As consultas são lideradas pelo Ministério do Comércio da China, que vem conversando com os principais players de IA do país — Alibaba, ByteDance e Zhipu AI foram citadas — sobre como manter a tecnologia avançada chinesa e suas startups mais promissoras fora das mãos do Ocidente.

Quatro medidas em discussão

Segundo a reportagem, as opções incluem: limitar a transferência para o exterior de dados-chave usados no treinamento de modelos chineses de IA; restringir usuários estrangeiros de baixar os pesos dos modelos chineses; impedir que fabricantes de chips no exterior — Qualcomm e TSMC foram citadas — produzam semicondutores avançados com base em projetos de empresas chinesas como Huawei, Alibaba e ByteDance; e analisar aquisições estrangeiras de empresas de tecnologia estratégicas, com a IA agente sendo apontada como uma área sensível.
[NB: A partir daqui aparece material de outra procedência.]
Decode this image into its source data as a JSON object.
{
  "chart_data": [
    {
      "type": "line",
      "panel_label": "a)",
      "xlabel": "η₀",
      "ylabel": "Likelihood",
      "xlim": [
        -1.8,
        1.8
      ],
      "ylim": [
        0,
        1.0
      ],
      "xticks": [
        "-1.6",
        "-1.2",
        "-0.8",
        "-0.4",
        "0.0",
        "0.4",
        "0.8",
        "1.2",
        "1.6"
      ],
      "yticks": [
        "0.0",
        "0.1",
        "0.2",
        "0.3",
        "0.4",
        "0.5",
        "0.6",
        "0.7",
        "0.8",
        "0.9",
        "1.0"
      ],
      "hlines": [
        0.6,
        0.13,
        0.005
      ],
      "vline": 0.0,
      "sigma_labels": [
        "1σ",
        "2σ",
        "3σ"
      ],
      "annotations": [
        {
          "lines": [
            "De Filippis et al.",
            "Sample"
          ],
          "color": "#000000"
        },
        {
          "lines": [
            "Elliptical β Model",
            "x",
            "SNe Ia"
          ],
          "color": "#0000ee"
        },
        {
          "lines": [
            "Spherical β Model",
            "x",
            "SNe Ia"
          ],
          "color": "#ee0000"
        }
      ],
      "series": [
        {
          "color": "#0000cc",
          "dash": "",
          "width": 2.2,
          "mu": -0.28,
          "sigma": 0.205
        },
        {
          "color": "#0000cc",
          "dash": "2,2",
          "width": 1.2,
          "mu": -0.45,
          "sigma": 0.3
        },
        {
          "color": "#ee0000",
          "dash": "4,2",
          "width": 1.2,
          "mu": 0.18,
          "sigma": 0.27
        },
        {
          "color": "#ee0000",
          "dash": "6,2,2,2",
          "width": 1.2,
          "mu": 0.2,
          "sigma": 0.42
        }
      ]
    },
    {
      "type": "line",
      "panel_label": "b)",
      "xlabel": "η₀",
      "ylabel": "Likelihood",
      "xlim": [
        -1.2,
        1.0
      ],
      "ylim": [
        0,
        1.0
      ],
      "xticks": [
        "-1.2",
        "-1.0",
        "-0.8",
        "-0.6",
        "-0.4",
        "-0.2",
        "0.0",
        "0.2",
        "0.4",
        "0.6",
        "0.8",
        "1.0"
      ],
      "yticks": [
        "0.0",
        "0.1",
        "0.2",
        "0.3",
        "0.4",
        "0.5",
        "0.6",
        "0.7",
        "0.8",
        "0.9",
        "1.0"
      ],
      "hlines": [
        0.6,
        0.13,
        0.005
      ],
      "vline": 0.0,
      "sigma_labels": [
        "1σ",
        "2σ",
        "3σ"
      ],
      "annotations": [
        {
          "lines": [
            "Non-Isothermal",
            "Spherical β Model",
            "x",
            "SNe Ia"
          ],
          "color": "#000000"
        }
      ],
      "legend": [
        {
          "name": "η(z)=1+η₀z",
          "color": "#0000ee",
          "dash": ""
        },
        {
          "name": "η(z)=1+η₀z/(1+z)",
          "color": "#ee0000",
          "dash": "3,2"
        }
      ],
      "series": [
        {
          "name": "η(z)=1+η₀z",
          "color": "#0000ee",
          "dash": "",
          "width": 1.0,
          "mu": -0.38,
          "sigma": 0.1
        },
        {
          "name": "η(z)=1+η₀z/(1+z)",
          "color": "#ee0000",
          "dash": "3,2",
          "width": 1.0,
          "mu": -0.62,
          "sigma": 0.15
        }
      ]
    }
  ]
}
Essa última medida, segundo a reportagem, visa fechar a brecha exposta pela aquisição pela Meta do startup de agentes Manus, de cerca de US$ 2 bilhões, negócio que depois foi revertido.

O paradoxo do open weight

O momento é carregado. Os modelos abertos chineses estão na posição mais forte de sua história — o Kimi K3, da Moonshot, liderou um importante ranking de programação neste mês, com pesos prometidos para 27 de julho, e a família Qwen, da Alibaba, sustenta stacks de desenvolvedores no mundo todo. Restringir o download dos pesos atingiria diretamente a estratégia de distribuição que tornou esses modelos competitivos globalmente, o que talvez explique por que as medidas continuam em fase de consulta, e não de política.

Ainda não é lei

Nada foi adotado. O FT descreve deliberações, e a linguagem ao longo do texto é de "considerando". Mas a direção é clara: depois de anos absorvendo controles de exportação dos EUA, Pequim está elaborando os seus próprios.